The same combination of drugs given to male patients produced azoospermia; if spermatogenesis did return, it was not likely to do so with less than 2 years of unmaintained remission.

Mutagenicity: Tests in Salmonella typhimurium and with the dominant lethal assay in mice failed to demonstrate mutagenicity. Sperm abnormalities have been noted in mice. Vinblastine sulfate has produced an increase in micronuclei formation in bone marrow cells of mice; however since vinblastine sulfate inhibits mitotic spindle formation, it cannot be concluded that this is evidence of mutagenicity. Additional studies in mice demonstrated no reduction in fertility of males. Chromosomal translocations did occur in male mice. First-generation male offspring of these mice were not heterozygous translocation carriers.

In vitro tests using hamster lung cells in culture have produced chromosomal changes, including chromatid breaks and exchanges, whereas tests using another type of hamster cell failed to demonstrate mutation. Breaks and aberrations were not observed on chromosome analysis of marrow cells from patients being treated with this drug.

It is not clear from the literature how this drug affects synthesis of DNA and RNA. Some believe that there is no interference. Others believe that vinblastine interferes with nucleic acid metabolism but may not do so by direct effect but possibly as the result of biochemical disturbance in some other part of the molecular organization of the cell. No inhibition of RNA synthesis occurred in rat hepatoma cells exposed in culture to noncytotoxic levels of vinblastine. Conflicting results have been noted by others regarding interference with DNA synthesis.

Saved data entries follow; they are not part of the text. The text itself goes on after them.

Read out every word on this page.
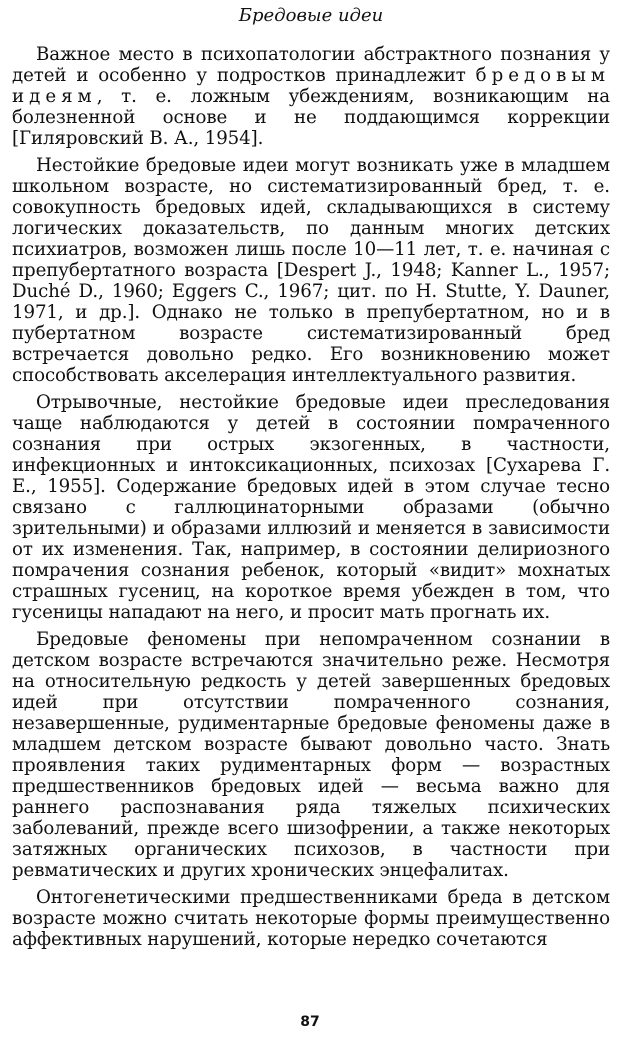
Бредовые идеи

Важное место в психопатологии абстрактного познания у детей и особенно у подростков принадлежит бредовым идеям, т. е. ложным убеждениям, возникающим на болезненной основе и не поддающимся коррекции [Гиляровский В. А., 1954].

Нестойкие бредовые идеи могут возникать уже в младшем школьном возрасте, но систематизированный бред, т. е. совокупность бредовых идей, складывающихся в систему логических доказательств, по данным многих детских психиатров, возможен лишь после 10—11 лет, т. е. начиная с препубертатного возраста [Despert J., 1948; Kanner L., 1957; Duché D., 1960; Eggers C., 1967; цит. по H. Stutte, Y. Dauner, 1971, и др.]. Однако не только в препубертатном, но и в пубертатном возрасте систематизированный бред встречается довольно редко. Его возникновению может способствовать акселерация интеллектуального развития.

Отрывочные, нестойкие бредовые идеи преследования чаще наблюдаются у детей в состоянии помраченного сознания при острых экзогенных, в частности, инфекционных и интоксикационных, психозах [Сухарева Г. Е., 1955]. Содержание бредовых идей в этом случае тесно связано с галлюцинаторными образами (обычно зрительными) и образами иллюзий и меняется в зависимости от их изменения. Так, например, в состоянии делириозного помрачения сознания ребенок, который «видит» мохнатых страшных гусениц, на короткое время убежден в том, что гусеницы нападают на него, и просит мать прогнать их.

Бредовые феномены при непомраченном сознании в детском возрасте встречаются значительно реже. Несмотря на относительную редкость у детей завершенных бредовых идей при отсутствии помраченного сознания, незавершенные, рудиментарные бредовые феномены даже в младшем детском возрасте бывают довольно часто. Знать проявления таких рудиментарных форм — возрастных предшественников бредовых идей — весьма важно для раннего распознавания ряда тяжелых психических заболеваний, прежде всего шизофрении, а также некоторых затяжных органических психозов, в частности при ревматических и других хронических энцефалитах.

Онтогенетическими предшественниками бреда в детском возрасте можно считать некоторые формы преимущественно аффективных нарушений, которые нередко сочетаются

87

Carcinogenesis: There is no currently available evidence to indicate that vinblastine sulfate itself has been carcinogenic in humans since the inception of its clinical use in the late 1950's. Patients treated for Hodgkin's disease have developed leukemia following radiation therapy and administration of vinblastine sulfate in combination with other chemotherapy including agents known to intercalate with DNA. It is not known to what extent vinblastine sulfate may have contributed to the appearance of leukemia. Available data in rats and mice have failed to demonstrate clearly evidence of carcinogenesis when the animals were treated with the maximum tolerated dose and with one-half that dose for 6 months. This testing system demonstrated that other agents were clearly carcinogenic, whereas vinblastine sulfate was in the group of drugs causing slightly increased or the same tumor incidence as controls in one study and 1.5 to 2-fold increase in tumor incidence over controls in another study.

Usage in Pregnancy

Pregnancy Category D (See

WARNINGS

section). Vinblastine sulfate should be given to a pregnant woman only if clearly needed. Animal studies suggest that teratogenic effects may occur.

Pediatric Use

The dosage schedule for children is indicated under DOSAGE AND ADMINISTRATION.

Nursing Mothers

It is not known whether this drug is excreted in human milk. Because many drugs are excreted in human milk and because of the potential for serious adverse reactions in nursing infants from vinblastine sulfate, a decision should be made whether to discontinue nursing or to discontinue the drug, taking into account the importance of the drug to the mother.